Er nickte, ohne sich umzudrehen. Sie schloss ab und lächelte. Das Zimmer war zu klein, um Platz für schlechtes Gewissen zu haben, jedenfalls an diesem Abend. Sie öffnete das Fenster, kehrte der Stadt den Rücken, wandte sich ihrem Zimmer zu, dem Paradies.
Ein Waschbecken mit Rissen im Porzellan zeugte vom wilden Leben früherer Telefondamen. Es gab kaltes und heißes Wasser. In der Toilette draußen auf dem Flur lief dauernd das Wasser, und beim Spülen seufzte der Spülkasten zuerst vor Erleichterung, dann hatte Ruby den Eindruck, dass der halbe 0resund über sie hereinbrach.
Die anderen Damen, die hier wohnten, waren so jung wie sie selber. Sie wirkten ordentlich und ein wenig ängstlich und gingen mit kleinen, leisen Schritten über den Gang und drückten ihre Taschen an sich. Sie wollte nicht zu viel Energie in den Versuch stecken, sich mit ihnen bekannt zu machen. Die Vorstellung, dass jederzeit Fremde ihr Zimmer betreten konnten, war wirklich nicht verlockend.

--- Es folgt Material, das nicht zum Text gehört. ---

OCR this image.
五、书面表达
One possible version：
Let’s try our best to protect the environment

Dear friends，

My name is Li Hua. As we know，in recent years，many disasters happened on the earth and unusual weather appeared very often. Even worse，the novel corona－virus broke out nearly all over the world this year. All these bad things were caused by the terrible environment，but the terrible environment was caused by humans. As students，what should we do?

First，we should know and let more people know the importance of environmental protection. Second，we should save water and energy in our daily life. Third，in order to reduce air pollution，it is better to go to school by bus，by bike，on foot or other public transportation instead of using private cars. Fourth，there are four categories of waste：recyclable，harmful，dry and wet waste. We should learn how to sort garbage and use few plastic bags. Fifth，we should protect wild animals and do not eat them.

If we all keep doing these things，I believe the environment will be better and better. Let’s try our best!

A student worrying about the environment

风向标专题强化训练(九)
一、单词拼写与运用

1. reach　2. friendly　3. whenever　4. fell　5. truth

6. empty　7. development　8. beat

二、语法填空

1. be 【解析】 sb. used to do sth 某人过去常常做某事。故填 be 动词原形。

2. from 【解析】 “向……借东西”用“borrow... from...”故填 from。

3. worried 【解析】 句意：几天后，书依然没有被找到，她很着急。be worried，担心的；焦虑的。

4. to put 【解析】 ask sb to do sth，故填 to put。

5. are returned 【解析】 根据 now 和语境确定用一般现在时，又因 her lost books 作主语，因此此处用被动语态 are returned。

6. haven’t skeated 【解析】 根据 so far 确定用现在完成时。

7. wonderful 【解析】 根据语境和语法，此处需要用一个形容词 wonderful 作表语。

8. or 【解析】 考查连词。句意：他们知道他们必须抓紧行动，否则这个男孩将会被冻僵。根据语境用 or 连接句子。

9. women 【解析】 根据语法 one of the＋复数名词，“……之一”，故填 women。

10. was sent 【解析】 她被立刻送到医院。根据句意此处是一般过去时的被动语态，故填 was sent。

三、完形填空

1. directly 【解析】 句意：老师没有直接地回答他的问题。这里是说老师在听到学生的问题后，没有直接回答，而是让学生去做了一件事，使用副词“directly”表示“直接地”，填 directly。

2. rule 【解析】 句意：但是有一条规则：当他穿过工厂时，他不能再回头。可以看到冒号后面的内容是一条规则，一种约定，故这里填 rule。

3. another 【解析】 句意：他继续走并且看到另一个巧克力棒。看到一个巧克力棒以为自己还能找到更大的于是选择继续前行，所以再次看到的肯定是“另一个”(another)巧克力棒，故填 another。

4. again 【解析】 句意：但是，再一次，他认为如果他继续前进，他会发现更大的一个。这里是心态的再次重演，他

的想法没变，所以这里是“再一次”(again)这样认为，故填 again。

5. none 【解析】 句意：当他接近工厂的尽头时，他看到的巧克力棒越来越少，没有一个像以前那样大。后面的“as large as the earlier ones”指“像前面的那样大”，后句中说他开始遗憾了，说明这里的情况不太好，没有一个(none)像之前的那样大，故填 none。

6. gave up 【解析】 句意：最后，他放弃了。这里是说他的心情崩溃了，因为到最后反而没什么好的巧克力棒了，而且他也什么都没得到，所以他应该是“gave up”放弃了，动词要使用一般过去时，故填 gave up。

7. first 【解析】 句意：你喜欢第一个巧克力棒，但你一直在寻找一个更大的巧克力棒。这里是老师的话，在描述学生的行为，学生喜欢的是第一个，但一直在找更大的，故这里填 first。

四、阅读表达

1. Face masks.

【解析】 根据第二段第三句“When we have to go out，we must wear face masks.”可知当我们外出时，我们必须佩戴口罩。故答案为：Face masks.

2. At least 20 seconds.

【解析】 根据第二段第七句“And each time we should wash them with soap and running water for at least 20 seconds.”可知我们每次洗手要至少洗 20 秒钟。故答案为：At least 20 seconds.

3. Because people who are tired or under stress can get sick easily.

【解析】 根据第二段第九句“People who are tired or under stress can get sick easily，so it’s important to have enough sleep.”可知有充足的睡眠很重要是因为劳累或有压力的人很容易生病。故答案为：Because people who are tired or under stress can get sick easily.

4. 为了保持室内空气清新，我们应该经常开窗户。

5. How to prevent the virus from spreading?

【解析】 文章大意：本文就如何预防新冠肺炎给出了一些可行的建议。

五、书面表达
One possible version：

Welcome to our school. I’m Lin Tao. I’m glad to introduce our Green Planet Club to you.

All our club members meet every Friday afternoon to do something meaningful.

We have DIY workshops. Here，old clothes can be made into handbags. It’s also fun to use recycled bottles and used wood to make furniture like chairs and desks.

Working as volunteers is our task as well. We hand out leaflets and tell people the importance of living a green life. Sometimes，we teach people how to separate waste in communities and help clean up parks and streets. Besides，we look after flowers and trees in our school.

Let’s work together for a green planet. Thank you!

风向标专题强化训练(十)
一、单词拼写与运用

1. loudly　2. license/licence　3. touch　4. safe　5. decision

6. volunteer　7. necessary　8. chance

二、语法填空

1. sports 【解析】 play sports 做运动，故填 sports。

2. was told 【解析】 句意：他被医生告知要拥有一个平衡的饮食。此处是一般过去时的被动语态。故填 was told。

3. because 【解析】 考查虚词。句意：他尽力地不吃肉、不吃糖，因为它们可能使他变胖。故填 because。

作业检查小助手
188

Die Tauben flogen und flogen und kamen nicht zur Ruhe. Wenn sie ihre Sache sehr gut machte, könnte sie darum bitten, in die Fernsprechabteilung versetzt zu werden. Ein wenig Französisch und Englisch konnte sie ja, das verdankte sie dem Internat, und Deutsch sprachen sie alle. Die Zahlen waren das Wichtigste. Die Nummern.
»Un deux trois quatre, one two three four, five, six, fiftysix, just a moment, please, un moment, s’il vous plaît, einen Moment, bitte ...«
Endlich machte sich das viele Büffeln bezahlt, diese viele Lernerei, das Brüten über den Schulbüchern. Ruby widmete den Lehrern, die sie gehasst hatte, einen dankbaren Gedanken. Bedeutete das alles nun, dass sie glücklich war? Sie spuckte sich einen Traubenkern in die Hand und betrachtete ihn. Einen Keim mit der Möglichkeit, zu einer üppigen Rebenranke zu werden. Sie wollte ihn in Blumenerde einpflanzen und auf die Fensterbank stellen.